RNA-SeQC provides three types of quality control metrics: Read Counts, Coverage and Correlation. A list and description of these metrics is shown below. RNA-SeQC is compatible with any alignment method that produces a specification-conforming BAM file (Li et al., 2009), with flags properly set. For additional information, usage and software requirements, see the GenePattern help document provided as Supplementary Material 1. Metrics reports are provided in HTML for human consumption, as well as tab-delimited text files for pipeline integration.
The following metrics are generated by counting reads with particular characteristics. Rates are also provided, and are calculated as either per total reads or per aligned reads. Since the BAM format does support multiple alignments per read, this implementation ignores any read flagged as not being a primary alignment.
The following metrics are based on coverage: the number of reads that cover a given genomic position (in units of reads per base). RNA-SeQC quantifies the uniformity of coverage with several different metrics. To reflect the effect of expression level on these metrics, we select genes from three categories: low, middle and high expression genes (see Supplementary Material) and also report the average of these metrics for each gene set.
One of the most valuable ways to interpret the performance of an RNA-seq run is to compare the measured expression levels to a reference (Levin et al., 2010). RNA-SeQC provides RPKM-based estimation of expression levels (Mortazavi et al. 2008). When run with multiple samples, RNA-SeQC creates a matrix of correlations among all combinations, reporting the Spearman (rank based) and Pearson (quantity based) correlation coefficients. Optionally, an array based or RNA-seq reference expression profile can be provided for the correlation analysis. Correlation metrics are also provided for the different GC content stratifications to measure GC bias.
Implemented in Java, RNA-SeQC is platform independent and requires no installation. For investigators who prefer a web interface to a command-line tool, this software can be run using the GenePattern web interface found at http://www.GenePattern.org (Reich et al., 2006).

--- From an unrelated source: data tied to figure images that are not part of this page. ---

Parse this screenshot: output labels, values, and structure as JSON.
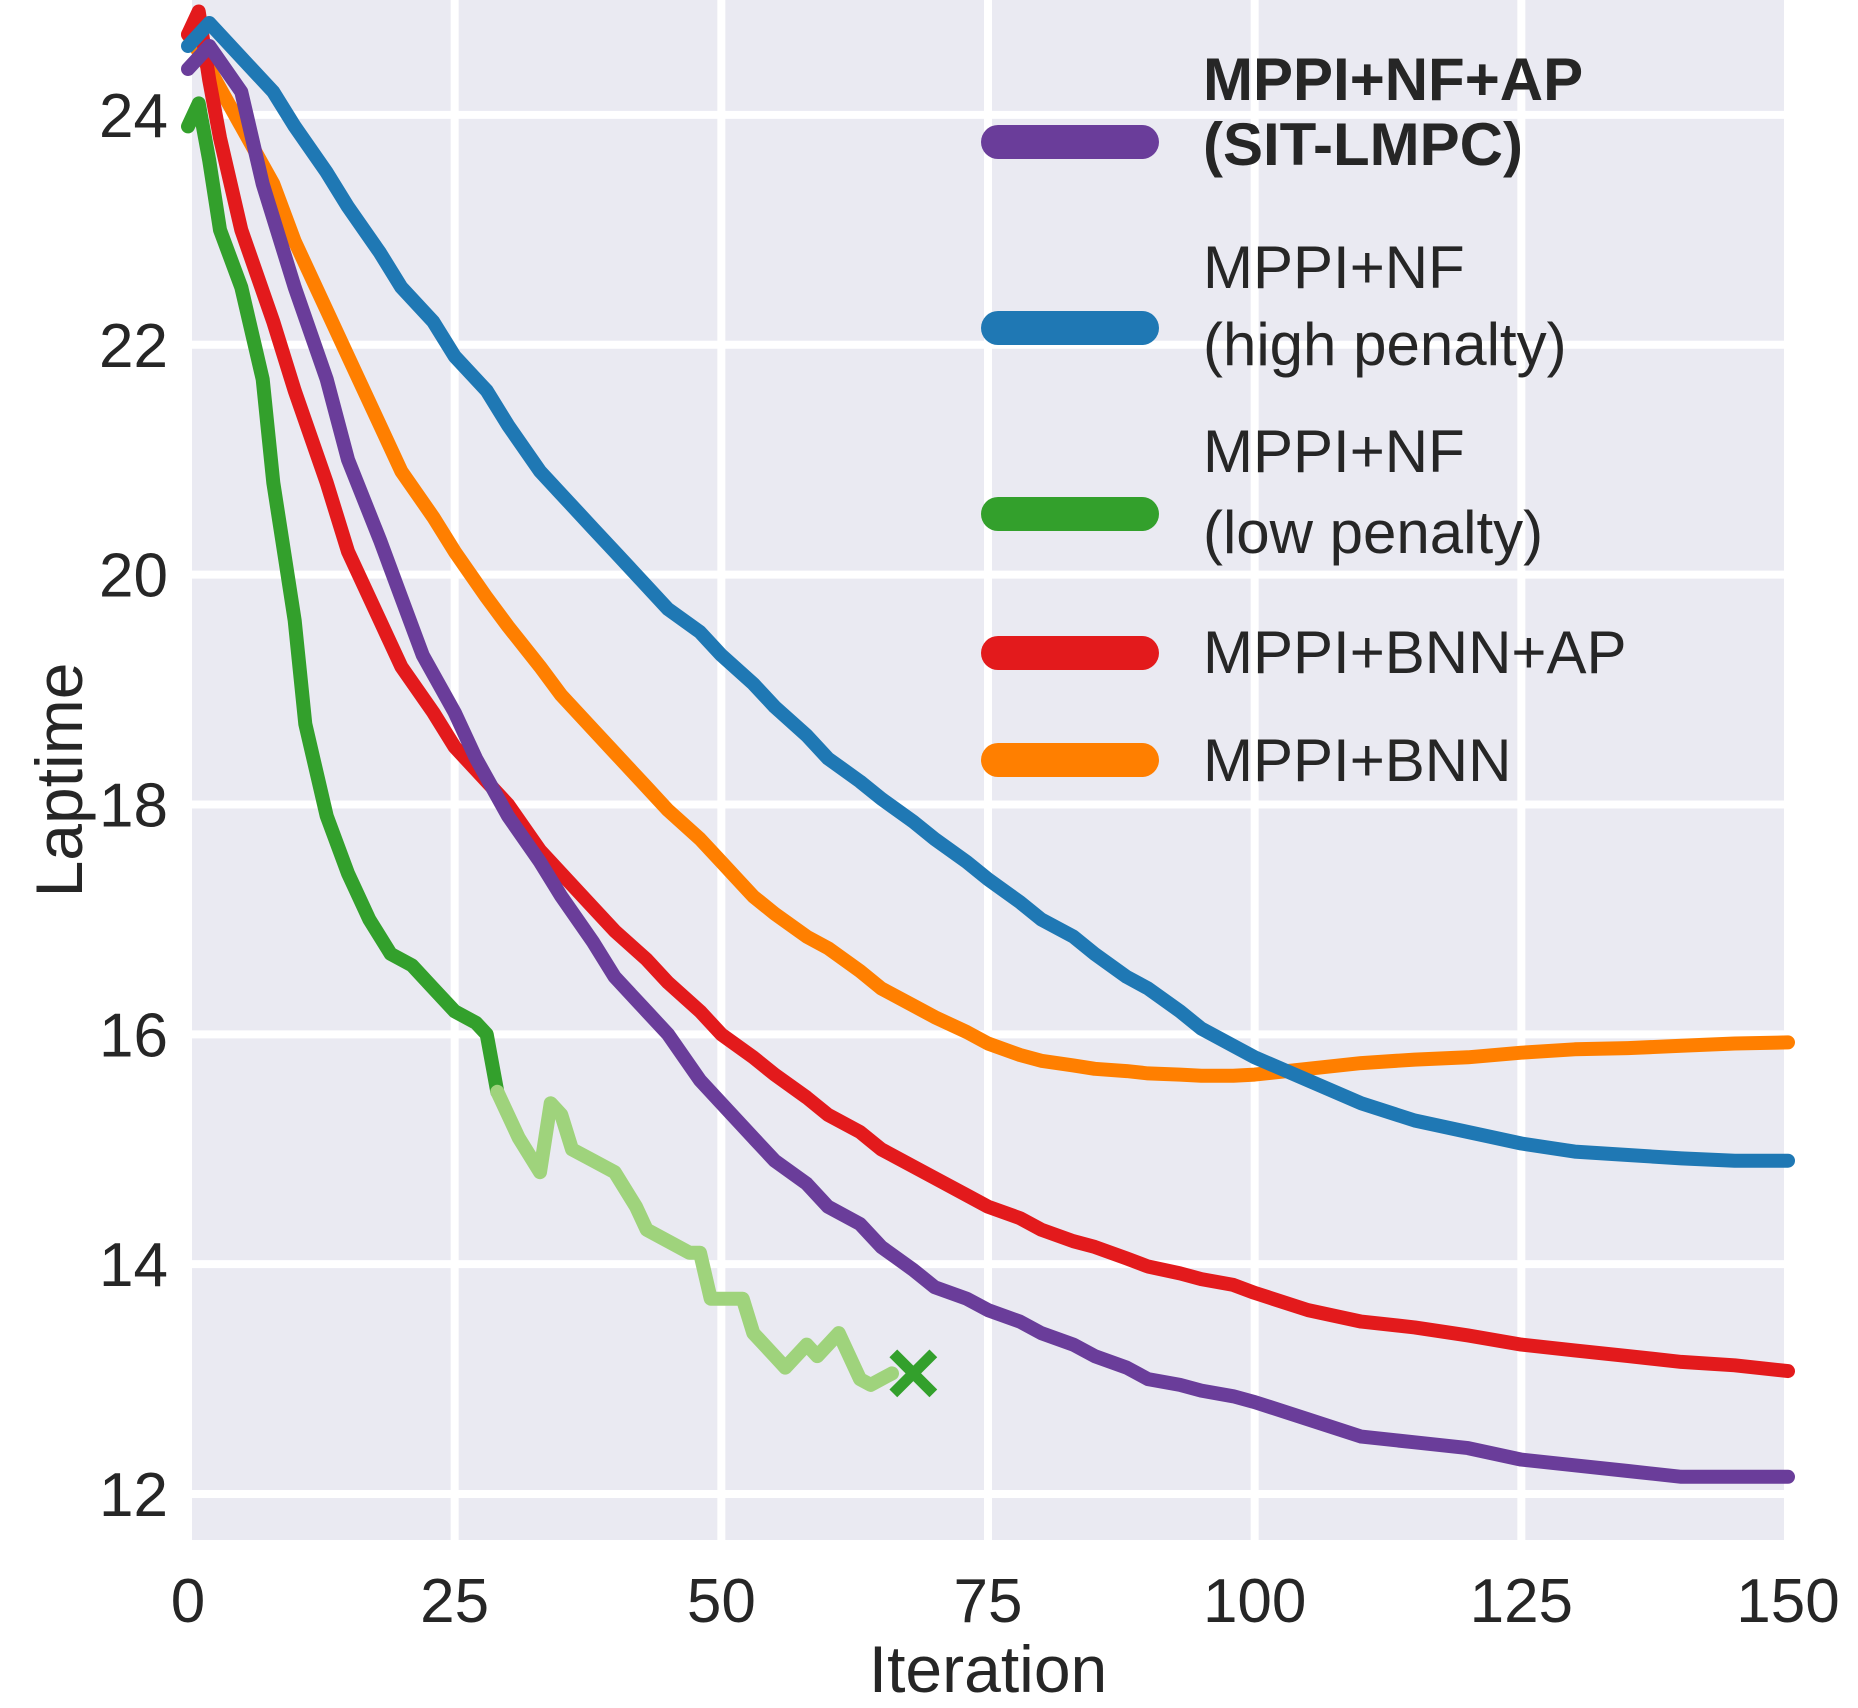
{
  "chart_data": {
    "type": "line",
    "title": "",
    "xlabel": "Iteration",
    "ylabel": "Laptime",
    "xlim": [
      0,
      150
    ],
    "ylim": [
      11.6,
      25
    ],
    "xticks": [
      0,
      25,
      50,
      75,
      100,
      125,
      150
    ],
    "yticks": [
      12,
      14,
      16,
      18,
      20,
      22,
      24
    ],
    "grid": true,
    "legend_position": "top-right",
    "series": [
      {
        "name_lines": [
          "MPPI+NF+AP",
          "(SIT-LMPC)"
        ],
        "bold": true,
        "color": "#6a3d9a",
        "x": [
          0,
          2,
          5,
          7,
          10,
          13,
          15,
          18,
          20,
          22,
          25,
          27,
          30,
          33,
          35,
          38,
          40,
          43,
          45,
          48,
          50,
          53,
          55,
          58,
          60,
          63,
          65,
          68,
          70,
          73,
          75,
          78,
          80,
          83,
          85,
          88,
          90,
          93,
          95,
          98,
          100,
          105,
          110,
          115,
          120,
          125,
          130,
          135,
          140,
          145,
          150
        ],
        "y": [
          24.4,
          24.6,
          24.2,
          23.4,
          22.5,
          21.7,
          21.0,
          20.3,
          19.8,
          19.3,
          18.8,
          18.4,
          17.9,
          17.5,
          17.2,
          16.8,
          16.5,
          16.2,
          16.0,
          15.6,
          15.4,
          15.1,
          14.9,
          14.7,
          14.5,
          14.35,
          14.15,
          13.95,
          13.8,
          13.7,
          13.6,
          13.5,
          13.4,
          13.3,
          13.2,
          13.1,
          13.0,
          12.95,
          12.9,
          12.85,
          12.8,
          12.65,
          12.5,
          12.45,
          12.4,
          12.3,
          12.25,
          12.2,
          12.15,
          12.15,
          12.15
        ]
      },
      {
        "name_lines": [
          "MPPI+NF",
          "(high penalty)"
        ],
        "bold": false,
        "color": "#1f78b4",
        "x": [
          0,
          2,
          5,
          8,
          10,
          13,
          15,
          18,
          20,
          23,
          25,
          28,
          30,
          33,
          35,
          38,
          40,
          43,
          45,
          48,
          50,
          53,
          55,
          58,
          60,
          63,
          65,
          68,
          70,
          73,
          75,
          78,
          80,
          83,
          85,
          88,
          90,
          93,
          95,
          98,
          100,
          105,
          110,
          115,
          120,
          125,
          130,
          135,
          140,
          145,
          150
        ],
        "y": [
          24.6,
          24.8,
          24.5,
          24.2,
          23.9,
          23.5,
          23.2,
          22.8,
          22.5,
          22.2,
          21.9,
          21.6,
          21.3,
          20.9,
          20.7,
          20.4,
          20.2,
          19.9,
          19.7,
          19.5,
          19.3,
          19.05,
          18.85,
          18.6,
          18.4,
          18.2,
          18.05,
          17.85,
          17.7,
          17.5,
          17.35,
          17.15,
          17.0,
          16.85,
          16.7,
          16.5,
          16.4,
          16.2,
          16.05,
          15.9,
          15.8,
          15.6,
          15.4,
          15.25,
          15.15,
          15.05,
          14.98,
          14.95,
          14.92,
          14.9,
          14.9
        ]
      },
      {
        "name_lines": [
          "MPPI+NF",
          "(low penalty)"
        ],
        "bold": false,
        "color": "#33a02c",
        "x": [
          0,
          1,
          2,
          3,
          5,
          7,
          8,
          9,
          10,
          11,
          12,
          13,
          15,
          17,
          19,
          21,
          23,
          25,
          27,
          28,
          29,
          31,
          33,
          34,
          35,
          36,
          38,
          40,
          42,
          43,
          45,
          47,
          48,
          49,
          50,
          52,
          53,
          55,
          56,
          58,
          59,
          61,
          63,
          64,
          65,
          66
        ],
        "y": [
          23.9,
          24.1,
          23.6,
          23.0,
          22.5,
          21.7,
          20.8,
          20.2,
          19.6,
          18.7,
          18.3,
          17.9,
          17.4,
          17.0,
          16.7,
          16.6,
          16.4,
          16.2,
          16.1,
          16.0,
          15.5,
          15.1,
          14.8,
          15.4,
          15.3,
          15.0,
          14.9,
          14.8,
          14.5,
          14.3,
          14.2,
          14.1,
          14.1,
          13.7,
          13.7,
          13.7,
          13.4,
          13.2,
          13.1,
          13.3,
          13.2,
          13.4,
          13.0,
          12.95,
          13.0,
          13.05
        ],
        "faded_from_x": 29,
        "faded_color": "#9fd37c",
        "end_marker": {
          "x": 68,
          "y": 13.05,
          "symbol": "x"
        }
      },
      {
        "name_lines": [
          "MPPI+BNN+AP"
        ],
        "bold": false,
        "color": "#e31a1c",
        "x": [
          0,
          1,
          2,
          3,
          5,
          8,
          10,
          13,
          15,
          18,
          20,
          23,
          25,
          28,
          30,
          33,
          35,
          38,
          40,
          43,
          45,
          48,
          50,
          53,
          55,
          58,
          60,
          63,
          65,
          68,
          70,
          73,
          75,
          78,
          80,
          83,
          85,
          88,
          90,
          93,
          95,
          98,
          100,
          105,
          110,
          115,
          120,
          125,
          130,
          135,
          140,
          145,
          150
        ],
        "y": [
          24.7,
          24.9,
          24.3,
          23.8,
          23.0,
          22.2,
          21.6,
          20.8,
          20.2,
          19.6,
          19.2,
          18.8,
          18.5,
          18.2,
          18.0,
          17.6,
          17.4,
          17.1,
          16.9,
          16.65,
          16.45,
          16.2,
          16.0,
          15.8,
          15.65,
          15.45,
          15.3,
          15.15,
          15.0,
          14.85,
          14.75,
          14.6,
          14.5,
          14.4,
          14.3,
          14.2,
          14.15,
          14.05,
          13.98,
          13.92,
          13.87,
          13.82,
          13.75,
          13.6,
          13.5,
          13.45,
          13.38,
          13.3,
          13.25,
          13.2,
          13.15,
          13.12,
          13.07
        ]
      },
      {
        "name_lines": [
          "MPPI+BNN"
        ],
        "bold": false,
        "color": "#ff7f00",
        "x": [
          0,
          2,
          5,
          8,
          10,
          13,
          15,
          18,
          20,
          23,
          25,
          28,
          30,
          33,
          35,
          38,
          40,
          43,
          45,
          48,
          50,
          53,
          55,
          58,
          60,
          63,
          65,
          68,
          70,
          73,
          75,
          78,
          80,
          83,
          85,
          88,
          90,
          93,
          95,
          98,
          100,
          105,
          110,
          115,
          120,
          125,
          130,
          135,
          140,
          145,
          150
        ],
        "y": [
          24.7,
          24.4,
          23.9,
          23.4,
          22.9,
          22.3,
          21.9,
          21.3,
          20.9,
          20.5,
          20.2,
          19.8,
          19.55,
          19.2,
          18.95,
          18.65,
          18.45,
          18.15,
          17.95,
          17.7,
          17.5,
          17.2,
          17.05,
          16.85,
          16.75,
          16.55,
          16.4,
          16.25,
          16.15,
          16.02,
          15.92,
          15.82,
          15.77,
          15.73,
          15.7,
          15.68,
          15.66,
          15.65,
          15.64,
          15.64,
          15.65,
          15.7,
          15.75,
          15.78,
          15.8,
          15.84,
          15.87,
          15.88,
          15.9,
          15.92,
          15.93
        ]
      }
    ]
  }
}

Within the RNA-SeQC software package, Read Count metrics were implemented by inheriting from the ReadWalker class of the GATK software package (McKenna et al., 2010). Transcript annotations are bound to the walker in the RefGen format. This format is created on-the-fly from a user-provided GTF file. The program is designed to support the minimal GTF specification, but the GTF format used by GENCODE (Harrow et al., 2006) is recommended. For continuity of coverage calculations, the GATK's Depth of Coverage walker was used to calculate the number of bases at a given position in the genomic alignment. Finally, ribosomal RNA quantification is performed by realigning all reads to rRNA reference sequences using the Burrows–Wheeler Aligner (Li and Durbin, 2009).
Funding: Funded in part with Federal funds from the National Human Genome Research Institute, National Institutes of Health, Department of Health and Human under Contract No. HHSN268201000029C.
Conflict of Interest: none declared.